Emotional Intelligence in the Age of Robots
When asked recently what top skills were a top priority in the hiring decision-making process, a majority of companies reported that although hard skills were important, they did give higher consideration to soft skills. We’re talking here about job candidates who show greater skill in everyday human interaction, such as in communication, empathy, and overall emotional intelligence. At this stage when everyone is talking about the importance of advanced tech skills, the revelation was a surprise.
Even as scientists work to build robots expected to take over human roles, leadership is still searching for potential employees with soft skills. While everyone appears to be concerned that robots and technology will eventually take over many jobs, those involved in the hiring process are still vying for human feelings.

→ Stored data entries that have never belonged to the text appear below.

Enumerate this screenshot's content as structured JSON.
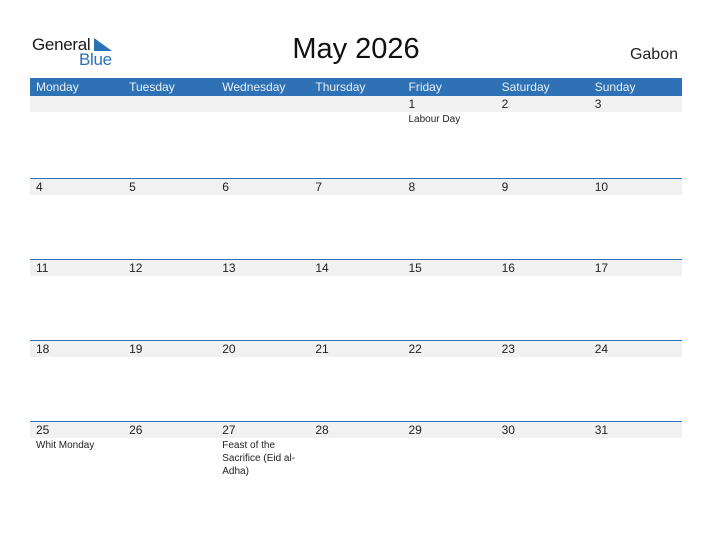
{
  "logo": {
    "line1": "General",
    "line2": "Blue"
  },
  "title": "May 2026",
  "country": "Gabon",
  "colors": {
    "accent": "#2e72b5",
    "date_strip": "#f1f1f1"
  },
  "weekdays": [
    "Monday",
    "Tuesday",
    "Wednesday",
    "Thursday",
    "Friday",
    "Saturday",
    "Sunday"
  ],
  "weeks": [
    [
      {
        "day": "",
        "event": ""
      },
      {
        "day": "",
        "event": ""
      },
      {
        "day": "",
        "event": ""
      },
      {
        "day": "",
        "event": ""
      },
      {
        "day": "1",
        "event": "Labour Day"
      },
      {
        "day": "2",
        "event": ""
      },
      {
        "day": "3",
        "event": ""
      }
    ],
    [
      {
        "day": "4",
        "event": ""
      },
      {
        "day": "5",
        "event": ""
      },
      {
        "day": "6",
        "event": ""
      },
      {
        "day": "7",
        "event": ""
      },
      {
        "day": "8",
        "event": ""
      },
      {
        "day": "9",
        "event": ""
      },
      {
        "day": "10",
        "event": ""
      }
    ],
    [
      {
        "day": "11",
        "event": ""
      },
      {
        "day": "12",
        "event": ""
      },
      {
        "day": "13",
        "event": ""
      },
      {
        "day": "14",
        "event": ""
      },
      {
        "day": "15",
        "event": ""
      },
      {
        "day": "16",
        "event": ""
      },
      {
        "day": "17",
        "event": ""
      }
    ],
    [
      {
        "day": "18",
        "event": ""
      },
      {
        "day": "19",
        "event": ""
      },
      {
        "day": "20",
        "event": ""
      },
      {
        "day": "21",
        "event": ""
      },
      {
        "day": "22",
        "event": ""
      },
      {
        "day": "23",
        "event": ""
      },
      {
        "day": "24",
        "event": ""
      }
    ],
    [
      {
        "day": "25",
        "event": "Whit Monday"
      },
      {
        "day": "26",
        "event": ""
      },
      {
        "day": "27",
        "event": "Feast of the Sacrifice (Eid al-Adha)"
      },
      {
        "day": "28",
        "event": ""
      },
      {
        "day": "29",
        "event": ""
      },
      {
        "day": "30",
        "event": ""
      },
      {
        "day": "31",
        "event": ""
      }
    ]
  ]
}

Soft skills has gotten a bad rep lately. Look to any workplace environment and you’ll find a cutthroat mentality. Many times encouraged by those in leadership who pit one employee against the other, and other times the competition evolves naturally among coworkers. The general stereotype out there is that anyone can master soft skills. We are human after all, but that’s farthest from the truth. It takes practice and a genuine intention to lead by compassion. Which is why emotional intelligence has won a place in science-prone studies such as economics. Behavioral economics, although around for sometime, is a new phenomenon when compared to its other branches of study. There are even courses and workshops offered to understand and hone soft skills among the working population, especially for those who plan to make their way up the proverbial “corporate” ladder.

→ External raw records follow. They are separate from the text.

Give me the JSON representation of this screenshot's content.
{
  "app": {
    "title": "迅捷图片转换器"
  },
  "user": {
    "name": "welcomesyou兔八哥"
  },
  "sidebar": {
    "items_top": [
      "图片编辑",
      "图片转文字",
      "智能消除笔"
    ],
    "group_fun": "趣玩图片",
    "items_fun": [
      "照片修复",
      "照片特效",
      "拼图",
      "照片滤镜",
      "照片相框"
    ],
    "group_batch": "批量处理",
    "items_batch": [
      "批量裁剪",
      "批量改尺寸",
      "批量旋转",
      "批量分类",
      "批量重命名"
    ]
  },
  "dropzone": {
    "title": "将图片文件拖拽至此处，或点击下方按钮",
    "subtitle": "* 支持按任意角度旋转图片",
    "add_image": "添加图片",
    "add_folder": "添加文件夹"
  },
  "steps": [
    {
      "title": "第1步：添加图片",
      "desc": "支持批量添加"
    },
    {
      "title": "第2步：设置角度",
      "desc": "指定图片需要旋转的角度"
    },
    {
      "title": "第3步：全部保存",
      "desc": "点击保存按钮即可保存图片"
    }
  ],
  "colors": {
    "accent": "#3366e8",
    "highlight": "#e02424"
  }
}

Which is why it’s important when reviewing that resume before it’s submitted to a job posting, to ensure that not only can you display emotional intelligence during an interview, but that the resume itself reveals evidence of those skills. This can be accomplished by listing whatever soft skills you’ve acquired throughout your career history under the “objectives” and “skills” sections of a resume, but also highlighting those precise skills under the job listings as well.

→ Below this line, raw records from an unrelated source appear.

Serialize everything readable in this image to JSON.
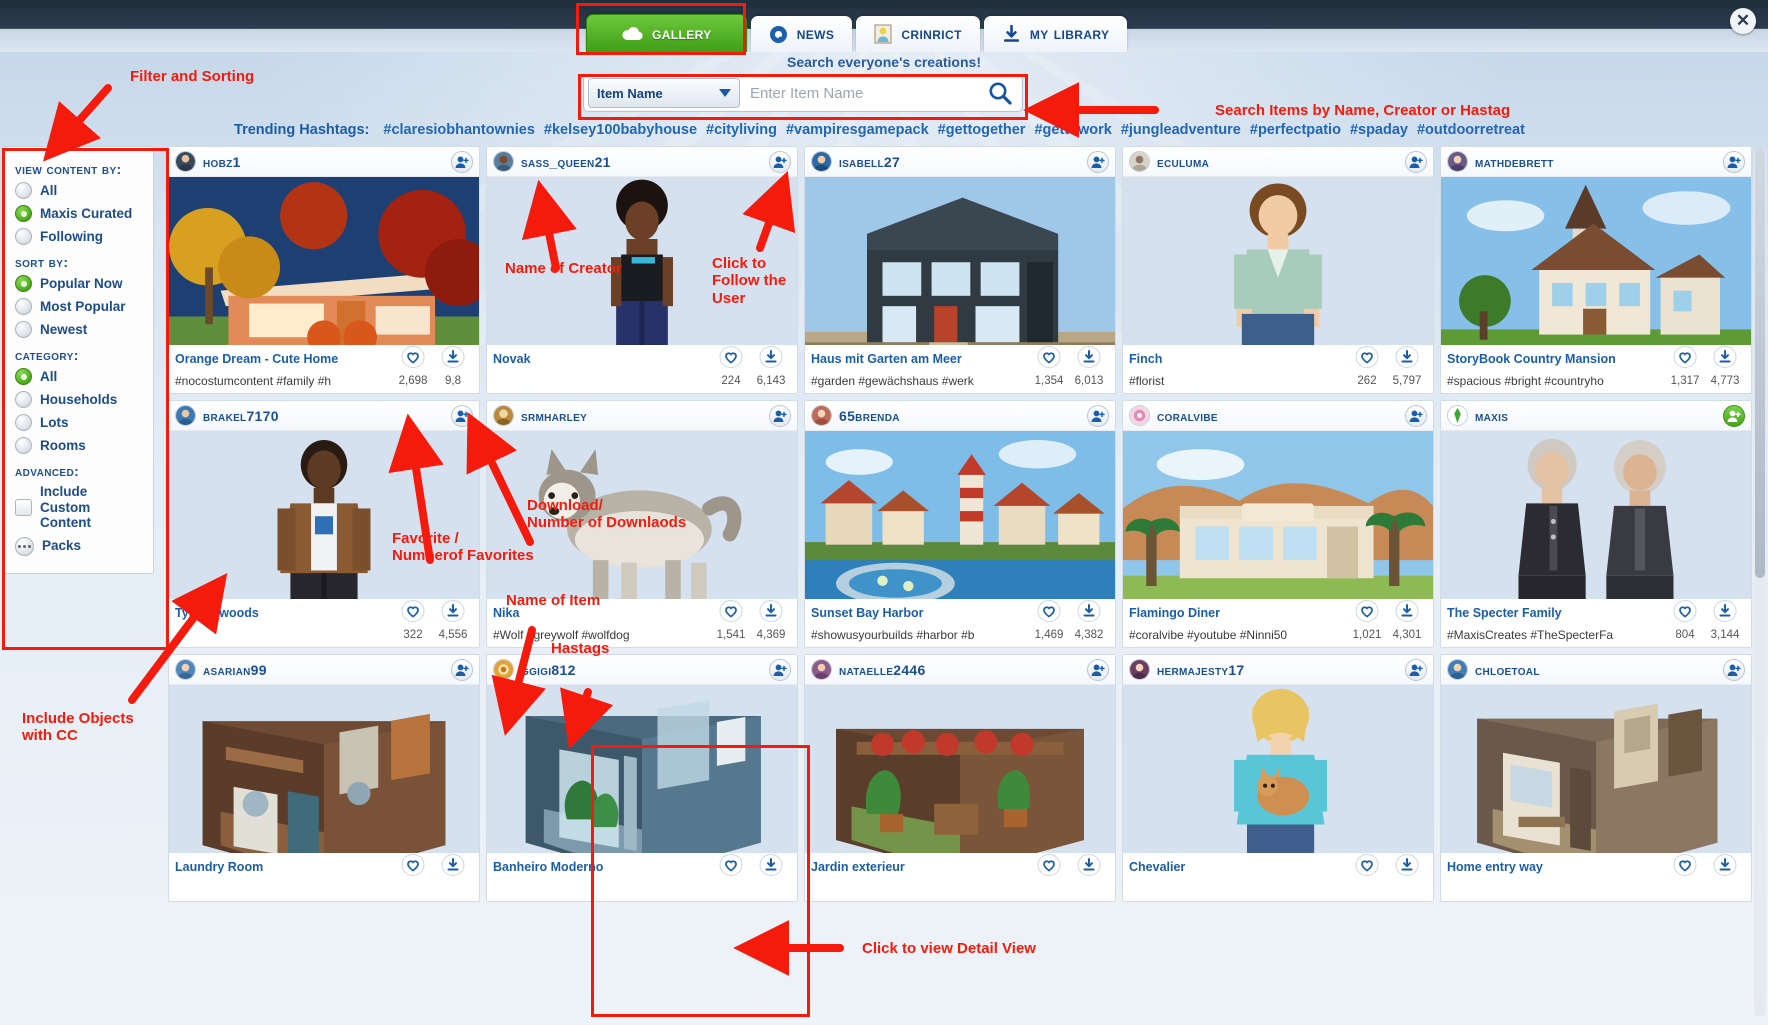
{
  "window": {
    "close_label": "✕"
  },
  "tabs": [
    {
      "label": "Gallery",
      "icon": "cloud-icon",
      "active": true
    },
    {
      "label": "News",
      "icon": "origin-q-icon",
      "active": false
    },
    {
      "label": "Crinrict",
      "icon": "user-portrait-icon",
      "active": false
    },
    {
      "label": "My Library",
      "icon": "download-icon",
      "active": false
    }
  ],
  "search": {
    "headline": "Search everyone's creations!",
    "dropdown_value": "Item Name",
    "placeholder": "Enter Item Name",
    "icon": "magnifier-icon"
  },
  "hashtags": {
    "label": "Trending Hashtags:",
    "items": [
      "#claresiobhantownies",
      "#kelsey100babyhouse",
      "#cityliving",
      "#vampiresgamepack",
      "#gettogether",
      "#gettowork",
      "#jungleadventure",
      "#perfectpatio",
      "#spaday",
      "#outdoorretreat"
    ]
  },
  "sidebar": {
    "groups": [
      {
        "title": "View Content By:",
        "type": "radio",
        "options": [
          {
            "label": "All",
            "selected": false
          },
          {
            "label": "Maxis Curated",
            "selected": true
          },
          {
            "label": "Following",
            "selected": false
          }
        ]
      },
      {
        "title": "Sort By:",
        "type": "radio",
        "options": [
          {
            "label": "Popular Now",
            "selected": true
          },
          {
            "label": "Most Popular",
            "selected": false
          },
          {
            "label": "Newest",
            "selected": false
          }
        ]
      },
      {
        "title": "Category:",
        "type": "radio",
        "options": [
          {
            "label": "All",
            "selected": true
          },
          {
            "label": "Households",
            "selected": false
          },
          {
            "label": "Lots",
            "selected": false
          },
          {
            "label": "Rooms",
            "selected": false
          }
        ]
      },
      {
        "title": "Advanced:",
        "type": "mixed",
        "options": [
          {
            "label": "Include Custom Content",
            "control": "checkbox",
            "selected": false
          },
          {
            "label": "Packs",
            "control": "dots",
            "selected": false
          }
        ]
      }
    ]
  },
  "cards": [
    {
      "creator": "Hobz1",
      "name": "Orange Dream - Cute Home",
      "tags": "#nocostumcontent #family #h",
      "favorites": "2,698",
      "downloads": "9,8",
      "art": "house-autumn",
      "avatar": "#3a4a5c",
      "follow_green": false
    },
    {
      "creator": "Sass_Queen21",
      "name": "Novak",
      "tags": "",
      "favorites": "224",
      "downloads": "6,143",
      "art": "sim-female-dark",
      "avatar": "#5b7d9e",
      "follow_green": false
    },
    {
      "creator": "Isabell27",
      "name": "Haus mit Garten am Meer",
      "tags": "#garden #gewächshaus #werk",
      "favorites": "1,354",
      "downloads": "6,013",
      "art": "house-modern-dark",
      "avatar": "#2f6aa8",
      "follow_green": false
    },
    {
      "creator": "Eculuma",
      "name": "Finch",
      "tags": "#florist",
      "favorites": "262",
      "downloads": "5,797",
      "art": "sim-female-green",
      "avatar": "#8d7767",
      "follow_green": false
    },
    {
      "creator": "Mathdebrett",
      "name": "StoryBook Country Mansion",
      "tags": "#spacious #bright #countryho",
      "favorites": "1,317",
      "downloads": "4,773",
      "art": "house-victorian",
      "avatar": "#6a5a8c",
      "follow_green": false
    },
    {
      "creator": "Brakel7170",
      "name": "Tyrone woods",
      "tags": "",
      "favorites": "322",
      "downloads": "4,556",
      "art": "sim-male-jacket",
      "avatar": "#3c7ab5",
      "follow_green": false
    },
    {
      "creator": "Srmharley",
      "name": "Nika",
      "tags": "#Wolf #greywolf #wolfdog",
      "favorites": "1,541",
      "downloads": "4,369",
      "art": "dog-husky",
      "avatar": "#b98a3a",
      "follow_green": false
    },
    {
      "creator": "65Brenda",
      "name": "Sunset Bay Harbor",
      "tags": "#showusyourbuilds #harbor #b",
      "favorites": "1,469",
      "downloads": "4,382",
      "art": "harbor-town",
      "avatar": "#c06a5a",
      "follow_green": false
    },
    {
      "creator": "Coralvibe",
      "name": "Flamingo Diner",
      "tags": "#coralvibe #youtube #Ninni50",
      "favorites": "1,021",
      "downloads": "4,301",
      "art": "diner-palms",
      "avatar": "#cf84a8",
      "follow_green": false
    },
    {
      "creator": "Maxis",
      "name": "The Specter Family",
      "tags": "#MaxisCreates #TheSpecterFa",
      "favorites": "804",
      "downloads": "3,144",
      "art": "sims-gothic-pair",
      "avatar": "#2f9d4e",
      "follow_green": true
    },
    {
      "creator": "Asarian99",
      "name": "Laundry Room",
      "tags": "",
      "favorites": "",
      "downloads": "",
      "art": "room-laundry",
      "avatar": "#4e86bd",
      "follow_green": false
    },
    {
      "creator": "Ggigi812",
      "name": "Banheiro Moderno",
      "tags": "",
      "favorites": "",
      "downloads": "",
      "art": "room-bathroom",
      "avatar": "#e0a33c",
      "follow_green": false
    },
    {
      "creator": "Nataelle2446",
      "name": "Jardin exterieur",
      "tags": "",
      "favorites": "",
      "downloads": "",
      "art": "room-garden",
      "avatar": "#8c5a8c",
      "follow_green": false
    },
    {
      "creator": "Hermajesty17",
      "name": "Chevalier",
      "tags": "",
      "favorites": "",
      "downloads": "",
      "art": "sim-female-cat",
      "avatar": "#6b3d63",
      "follow_green": false
    },
    {
      "creator": "Chloetoal",
      "name": "Home entry way",
      "tags": "",
      "favorites": "",
      "downloads": "",
      "art": "room-entry",
      "avatar": "#3f7fb5",
      "follow_green": false
    }
  ],
  "annotations": [
    {
      "id": "filter-sorting",
      "text": "Filter and Sorting"
    },
    {
      "id": "search-items",
      "text": "Search Items by Name, Creator or Hastag"
    },
    {
      "id": "name-of-creator",
      "text": "Name of Creator"
    },
    {
      "id": "click-to-follow",
      "text": "Click to\nFollow the\nUser"
    },
    {
      "id": "favorite-number",
      "text": "Favorite /\nNumberof Favorites"
    },
    {
      "id": "download-number",
      "text": "Download/\nNumber of Downlaods"
    },
    {
      "id": "name-of-item",
      "text": "Name of Item"
    },
    {
      "id": "hashtags-note",
      "text": "Hastags"
    },
    {
      "id": "include-objects-cc",
      "text": "Include Objects\nwith CC"
    },
    {
      "id": "click-detail-view",
      "text": "Click to view Detail View"
    }
  ],
  "colors": {
    "accent_red": "#f51b0c",
    "link_blue": "#1b5ea8",
    "tab_green": "#4fae1c"
  }
}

While we continue to wait and see just how far technology will impact the workforce, we have to remember that robots are not equipped to feel or empathize or even sympathise. It will be up to the humans behind the technology to use those valuable skills to lead a company toward its final goals. With or without robots, a well-equipped staff, led by a management team ready to deal with the complexities of emotions, will determine whether a company rises or falls in the long-run.